I don't think so,you could glue anubias nana petite on top of the stump looks cool to:wink2:


----------



## Lekoguy (Nov 29, 2016)

Dwarf Baby Tears need a rich subsoil to grow well. They wouldn't get the root nutrition they require. Also, they need high intensity lighting.

I agree that Anubius Nana would work very well but wouldn't give the look you might be seeking. There are many moss varieties which might do the job.


----------



## Aqua99 (Jan 6, 2017)

My LFS has a stump with it growing and it looks rather healthy. With the way it's spreading up the stump I'd say it has been growing there for quite some time (not simply tied there a few weeks ago). Its approx size is 5"x8" on the stump, and I believe it's up high enough that there is no substrate contact.


----------



## Spike Cover (Apr 28, 2015)

Obvious suggestion: ask the LFS how it's held in place.


----------



## natemcnutty (May 26, 2016)

Another option is to bore a channel into the driftwood, fill with dirt or high CEC substrate, and plant in that. It won't really expand outside of the "pot" you just created.

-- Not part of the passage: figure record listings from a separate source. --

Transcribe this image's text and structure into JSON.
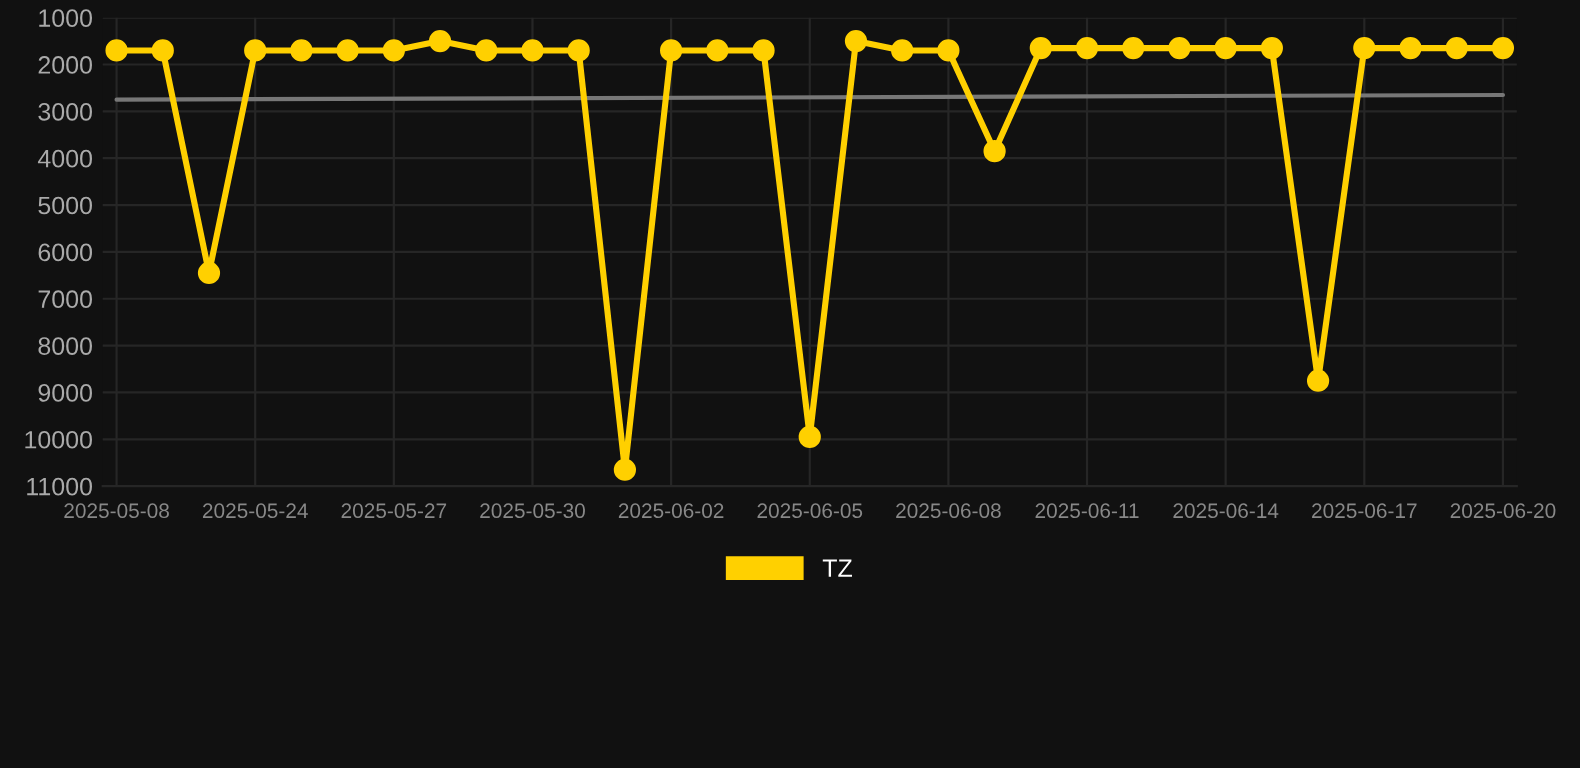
{
  "chart_data": {
    "type": "line",
    "categories": [
      "2025-05-08",
      null,
      null,
      "2025-05-24",
      null,
      null,
      "2025-05-27",
      null,
      null,
      "2025-05-30",
      null,
      null,
      "2025-06-02",
      null,
      null,
      "2025-06-05",
      null,
      null,
      "2025-06-08",
      null,
      null,
      "2025-06-11",
      null,
      null,
      "2025-06-14",
      null,
      null,
      "2025-06-17",
      null,
      null,
      "2025-06-20"
    ],
    "series": [
      {
        "name": "TZ",
        "color": "#ffd000",
        "marker": "circle",
        "values": [
          1700,
          1700,
          6450,
          1700,
          1700,
          1700,
          1700,
          1500,
          1700,
          1700,
          1700,
          10650,
          1700,
          1700,
          1700,
          9950,
          1500,
          1700,
          1700,
          3850,
          1650,
          1650,
          1650,
          1650,
          1650,
          1650,
          8750,
          1650,
          1650,
          1650,
          1650
        ]
      },
      {
        "color": "#777777",
        "marker": "none",
        "values": [
          2750,
          null,
          null,
          null,
          null,
          null,
          null,
          null,
          null,
          null,
          null,
          null,
          null,
          null,
          null,
          null,
          null,
          null,
          null,
          null,
          null,
          null,
          null,
          null,
          null,
          null,
          null,
          null,
          null,
          null,
          2650
        ]
      }
    ],
    "ylim": [
      11000,
      1000
    ],
    "yticks": [
      1000,
      2000,
      3000,
      4000,
      5000,
      6000,
      7000,
      8000,
      9000,
      10000,
      11000
    ],
    "grid": true,
    "legend": "bottom"
  }
}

Sent from my Nexus 6 using Tapatalk


----------



## Opare (Sep 9, 2015)

Some people do, but it may be hard to keep it adequtely fed with nutrients. Using a moss will give you the same effect and wouldn't be as troublesome to do.

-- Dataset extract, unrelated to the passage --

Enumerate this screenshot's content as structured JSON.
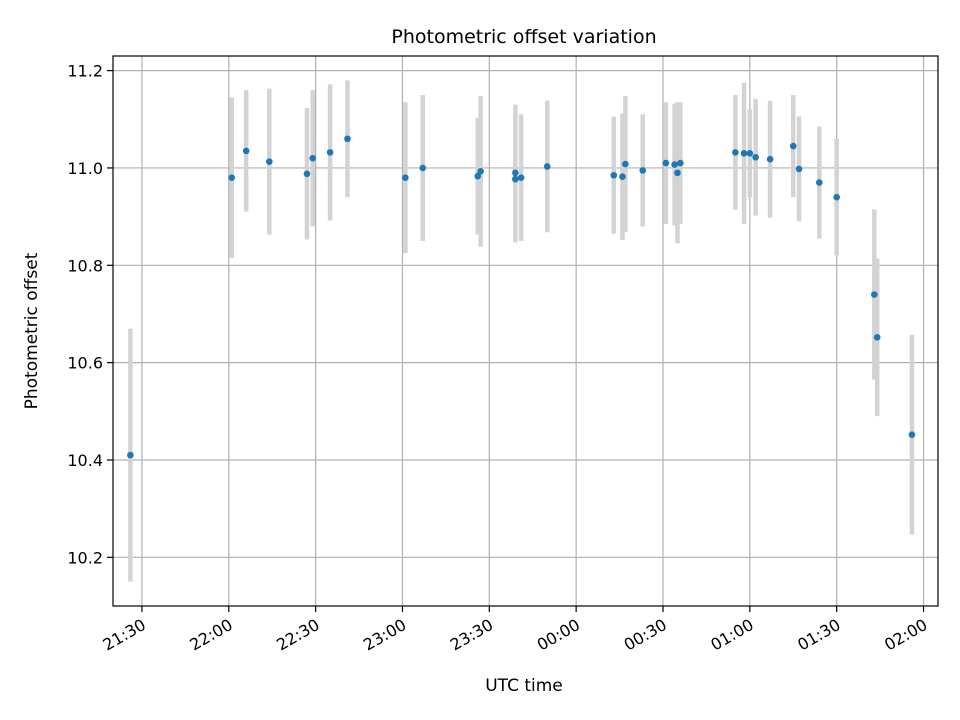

Sent from my iPhone using Tapatalk


----------



## bereninga (Mar 18, 2006)

You could prob achieve this with Monte Carlo. I've been able to grow it on rocks with very little substrate. It sort of grows like a vine if you're looking for that overgrown/crawly effect.


----------



## ScottW (Sep 17, 2016)

Thanks for the replies everyone. I went with Riccia Fluitans, hope they work out!


----------



## Aqua99 (Jan 6, 2017)

Spike Cover said:


> Obvious suggestion: ask the LFS how it's held in place.


I didn't have the interest to ask at the time, but if I'm back there I will. I'm a little curious how they started it now.


----------



## Aqua99 (Jan 6, 2017)

Just thought I'd update with some pics I grabbed tonight. They said they start them with a small portion stapled on the driftwood and let it grow out. You can see in one pic how they never really trimmed the outside edges and the roots are growing off the side. In the others I tried to show the edges where you can see creeping new growth (makes me believe it's not just an uprooted mat stapled to the driftwood.


----------